A hiring action that was really dumb...

The National Post had an interesting article this morning about an Ontario barrister who, having been downsized and was unable to make a go of private practice, decided at the age of 60 to apply for a relatively low-paying legal writer position at CCH. He was awarded CAD 5000 by the Ontario Human Rights Tribunal because an outside consultant at CCH advised him that his application was rejected, as the company was looking at "candidates that are more junior in their experience and salary expectation." The consultant was not the decision maker, but it was held that his communication made the applicant conclude that it was not worth following up. Accordingly, it was considered to be age discrimination that had an adverse affect, and an award was made for injury done to his "dignity, feelings and self-respect."

Reiss v. CCH Canadian Limited (2013 HRTO 764) is a rather interesting case to read. Reiss asked for a lower salary range than the other two, and declined to state the year he was admitted to the Bar, and these were considered to be "red flags". CCH hired one of the other two, who quit within a week, and the second had accepted a position elsewhere. The hiring manager then hired a former employee for the job, who she had bumped into on the subway. Reiss' application was meanwhile placed on hold. He called to follow up, but his behaviour in doing so was considered to be aggressive.

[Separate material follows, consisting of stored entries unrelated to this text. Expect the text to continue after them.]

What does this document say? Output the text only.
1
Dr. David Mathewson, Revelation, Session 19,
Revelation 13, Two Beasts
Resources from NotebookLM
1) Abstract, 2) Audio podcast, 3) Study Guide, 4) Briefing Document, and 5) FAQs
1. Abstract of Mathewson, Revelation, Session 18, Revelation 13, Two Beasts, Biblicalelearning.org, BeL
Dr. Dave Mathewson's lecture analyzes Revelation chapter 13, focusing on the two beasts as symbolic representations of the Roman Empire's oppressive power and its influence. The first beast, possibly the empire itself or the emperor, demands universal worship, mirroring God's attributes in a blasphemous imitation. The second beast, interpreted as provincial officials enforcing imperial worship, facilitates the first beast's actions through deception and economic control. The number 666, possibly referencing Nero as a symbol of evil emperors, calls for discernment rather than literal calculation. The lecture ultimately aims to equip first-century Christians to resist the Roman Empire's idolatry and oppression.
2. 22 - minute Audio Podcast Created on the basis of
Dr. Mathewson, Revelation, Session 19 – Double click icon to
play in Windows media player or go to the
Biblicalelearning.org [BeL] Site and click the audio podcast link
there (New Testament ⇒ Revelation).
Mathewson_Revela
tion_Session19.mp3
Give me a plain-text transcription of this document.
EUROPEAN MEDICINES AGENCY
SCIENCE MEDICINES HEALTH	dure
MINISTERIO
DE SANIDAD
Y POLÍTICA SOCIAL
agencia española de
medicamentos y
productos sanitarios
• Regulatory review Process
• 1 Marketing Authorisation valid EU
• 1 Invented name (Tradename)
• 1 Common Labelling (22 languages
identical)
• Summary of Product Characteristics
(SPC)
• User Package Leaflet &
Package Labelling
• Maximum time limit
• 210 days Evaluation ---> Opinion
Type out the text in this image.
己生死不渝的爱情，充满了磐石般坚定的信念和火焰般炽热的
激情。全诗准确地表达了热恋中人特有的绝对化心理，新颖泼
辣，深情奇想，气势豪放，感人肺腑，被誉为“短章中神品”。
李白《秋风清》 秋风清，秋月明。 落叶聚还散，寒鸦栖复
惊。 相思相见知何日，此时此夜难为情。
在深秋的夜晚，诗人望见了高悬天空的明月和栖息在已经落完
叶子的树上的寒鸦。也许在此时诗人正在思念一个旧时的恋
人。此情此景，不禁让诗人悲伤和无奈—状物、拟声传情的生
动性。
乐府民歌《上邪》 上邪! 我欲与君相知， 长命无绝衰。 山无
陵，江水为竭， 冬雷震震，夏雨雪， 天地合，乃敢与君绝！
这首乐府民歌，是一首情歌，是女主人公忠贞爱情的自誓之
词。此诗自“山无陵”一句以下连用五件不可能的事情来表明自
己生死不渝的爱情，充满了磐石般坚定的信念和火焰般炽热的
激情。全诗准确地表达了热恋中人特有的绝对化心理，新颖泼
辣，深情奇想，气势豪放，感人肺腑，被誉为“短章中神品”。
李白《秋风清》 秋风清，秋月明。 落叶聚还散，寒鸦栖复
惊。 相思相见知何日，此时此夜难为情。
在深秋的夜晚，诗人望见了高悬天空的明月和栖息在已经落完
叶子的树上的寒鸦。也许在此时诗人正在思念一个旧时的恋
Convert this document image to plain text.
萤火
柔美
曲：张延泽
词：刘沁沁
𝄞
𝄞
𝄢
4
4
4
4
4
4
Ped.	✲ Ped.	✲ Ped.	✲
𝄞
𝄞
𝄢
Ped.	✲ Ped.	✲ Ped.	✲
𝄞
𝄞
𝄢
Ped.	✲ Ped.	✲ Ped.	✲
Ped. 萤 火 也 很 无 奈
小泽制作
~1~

The whole affair was badly handled, but, in this case, only the outside consultant stepped over the line. The decision does make some useful points. It points out (at par. 61) that a prima facie case of discrimination is established by proving the following:

  • that the applicant was qualified for the particular employment;
  • that the applicant was not hired; and
  • that someone no better qualified but lacking the distinguishing feature which is the gravamen of the human rights complaint subsequently obtained the position

It also points out that discrimination is held to exist when it is a factor (not necessarily the sole or major factor). In that regard (at par. 47), a recital of the analysis that is made in cases of circumstantial evidence is as follows:

The relevant principles that apply in cases where an allegation of racial discrimination has been raised have been usefully summarized as follows: 

  • The prohibited ground or grounds of discrimination need not be the sole or the major factor leading to the discriminatory conduct; it is sufficient if they are a factor; 
  • There is no need to establish an intention or motivation to discriminate; the focus of the enquiry is on the effect of the respondent's actions on the complainant; 
  • The prohibited ground or grounds need not be the cause of the respondent's discriminatory conduct; it is sufficient if they are a factor or operative element; 
  • There need be no direct evidence of discrimination; discrimination will more often be proven by circumstantial evidence and inference; and 
  • Racial stereotyping will usually be the result of subtle unconscious beliefs, biases and prejudices.

This applies to all types of discrimination, and it is something to certainly keep in mind in assessing whether hiring practices are truly focused on getting the best candidate.